The study also showed that investors value intensive AI consumption that involves proprietary, advanced models, experienced users and paying customers, and longer, sophisticated prompts over people casually experimenting with free or open-source models.

"Despite the widespread and fast adoption of AI tools by everyday users, the AI premium is mostly determined by the exposure to the frontier AI consumption by sophisticated and professional users," Borri said.

The researchers combined stock market data, government labor data, and the data on AI consumption to gain insights into how AI's continuing emergence will affect workers across fields and industries.

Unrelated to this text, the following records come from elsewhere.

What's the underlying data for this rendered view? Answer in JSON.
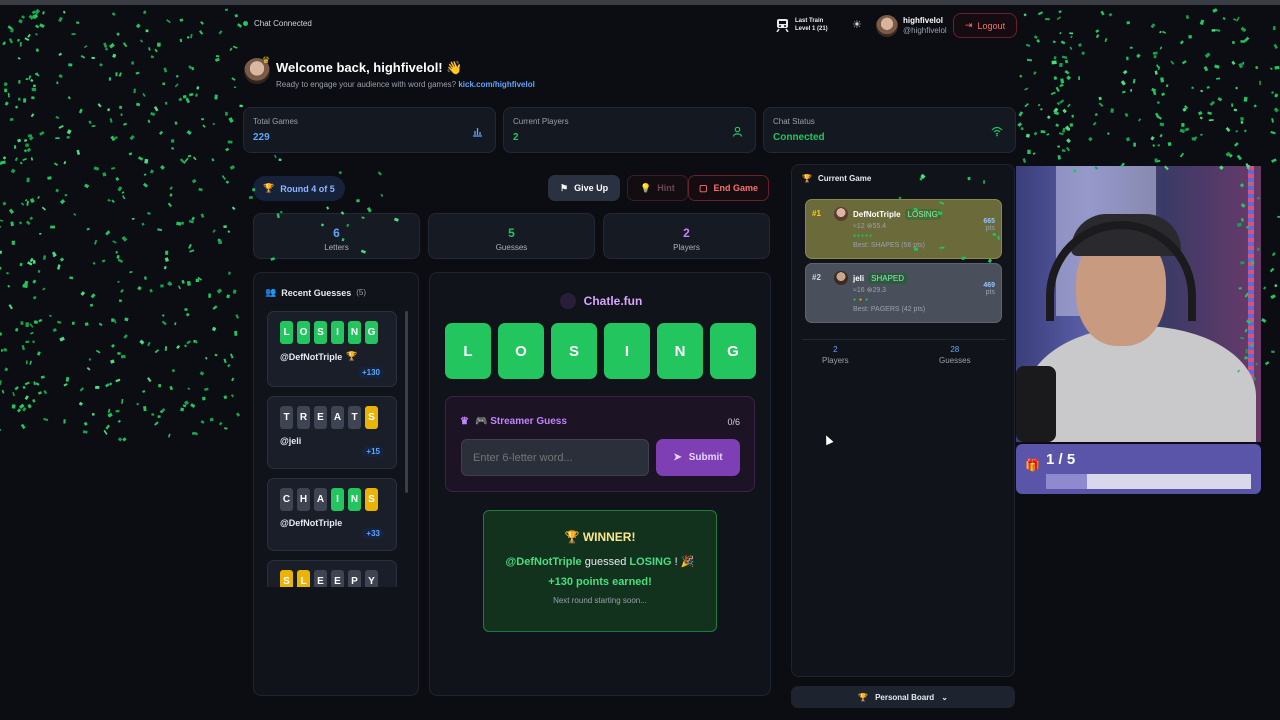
{
  "topbar": {
    "chat_status": "Chat Connected",
    "last_train_label": "Last Train",
    "last_train_level": "Level 1 (21)",
    "username": "highfivelol",
    "handle": "@highfivelol",
    "logout": "Logout"
  },
  "welcome": {
    "title": "Welcome back, highfivelol! 👋",
    "subtitle": "Ready to engage your audience with word games?",
    "link": "kick.com/highfivelol"
  },
  "stats": [
    {
      "label": "Total Games",
      "value": "229",
      "color": "#60a5fa",
      "icon": "chart-icon"
    },
    {
      "label": "Current Players",
      "value": "2",
      "color": "#22c55e",
      "icon": "user-icon"
    },
    {
      "label": "Chat Status",
      "value": "Connected",
      "color": "#22c55e",
      "icon": "wifi-icon"
    }
  ],
  "round": {
    "label": "Round 4 of 5"
  },
  "actions": {
    "give_up": "Give Up",
    "hint": "Hint",
    "end_game": "End Game"
  },
  "info": [
    {
      "value": "6",
      "label": "Letters",
      "color": "#60a5fa"
    },
    {
      "value": "5",
      "label": "Guesses",
      "color": "#22c55e"
    },
    {
      "value": "2",
      "label": "Players",
      "color": "#c084fc"
    }
  ],
  "recent": {
    "title": "Recent Guesses",
    "count": "(5)",
    "items": [
      {
        "letters": [
          "L",
          "O",
          "S",
          "I",
          "N",
          "G"
        ],
        "states": [
          "g",
          "g",
          "g",
          "g",
          "g",
          "g"
        ],
        "user": "@DefNotTriple",
        "points": "+130",
        "trophy": true
      },
      {
        "letters": [
          "T",
          "R",
          "E",
          "A",
          "T",
          "S"
        ],
        "states": [
          "x",
          "x",
          "x",
          "x",
          "x",
          "y"
        ],
        "user": "@jeli",
        "points": "+15",
        "trophy": false
      },
      {
        "letters": [
          "C",
          "H",
          "A",
          "I",
          "N",
          "S"
        ],
        "states": [
          "x",
          "x",
          "x",
          "g",
          "g",
          "y"
        ],
        "user": "@DefNotTriple",
        "points": "+33",
        "trophy": false
      },
      {
        "letters": [
          "S",
          "L",
          "E",
          "E",
          "P",
          "Y"
        ],
        "states": [
          "y",
          "y",
          "x",
          "x",
          "x",
          "x"
        ],
        "user": "",
        "points": "",
        "trophy": false
      }
    ]
  },
  "board": {
    "brand": "Chatle.fun",
    "letters": [
      "L",
      "O",
      "S",
      "I",
      "N",
      "G"
    ]
  },
  "streamer": {
    "title": "🎮 Streamer Guess",
    "count": "0/6",
    "placeholder": "Enter 6-letter word...",
    "submit": "Submit"
  },
  "winner": {
    "title": "WINNER!",
    "user": "@DefNotTriple",
    "verb": "guessed",
    "word": "LOSING",
    "suffix": "! 🎉",
    "points": "+130 points earned!",
    "next": "Next round starting soon..."
  },
  "current_game": {
    "title": "Current Game",
    "entries": [
      {
        "rank": "#1",
        "name": "DefNotTriple",
        "tag": "LOSING",
        "meta": "≈12 ⊗55.4",
        "best": "Best: SHAPES (56 pts)",
        "pts": "665",
        "pts_label": "pts"
      },
      {
        "rank": "#2",
        "name": "jeli",
        "tag": "SHAPED",
        "meta": "≈16 ⊗29.3",
        "best": "Best: PAGERS (42 pts)",
        "pts": "469",
        "pts_label": "pts"
      }
    ],
    "players_value": "2",
    "players_label": "Players",
    "guesses_value": "28",
    "guesses_label": "Guesses"
  },
  "personal_board": "Personal Board",
  "overlay": {
    "progress_text": "1 / 5",
    "progress": 0.2
  }
}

They found that occupations involving non-routine tasks - such as persuasion, teaching, communication, and interaction with people - have more positive exposure to AI consumption compared to occupations that involve routine work, such as jobs in health care and those that involve scientific analysis and other kinds of analytical work. This means that investors believe that AI will create greater economic opportunity in jobs that feature communication and coordination over those that involve scientific analysis, the researchers noted.

"Our analysis suggests that interactive job skills will be rewarded while analytical skills get penalized with the rise of AI," Tsyvinski said. "Occupations in science are among the most negatively affected, which may seem surprising. There is a distinction to be made here between more routine lab work and the kind of cutting-edge scientific research that occurs at major research universities. It is the routine work that our analysis indicates will be most affected by AI."

The study also showed an increase in the use of what is known agentic AI - systems that don't just answer questions but can operate autonomously to complete a task - over the period covered by the OpenRouter dataset. In 2024, use of agentic AI models accounted for only a small share of AI consumption. But by 2026, more than half of AI tokens involved agentic systems, according to the study. Additionally, the researchers found early evidence that the exposure of companies to the rise of agentic economy is starting to play an important role in determining their equity market valuations.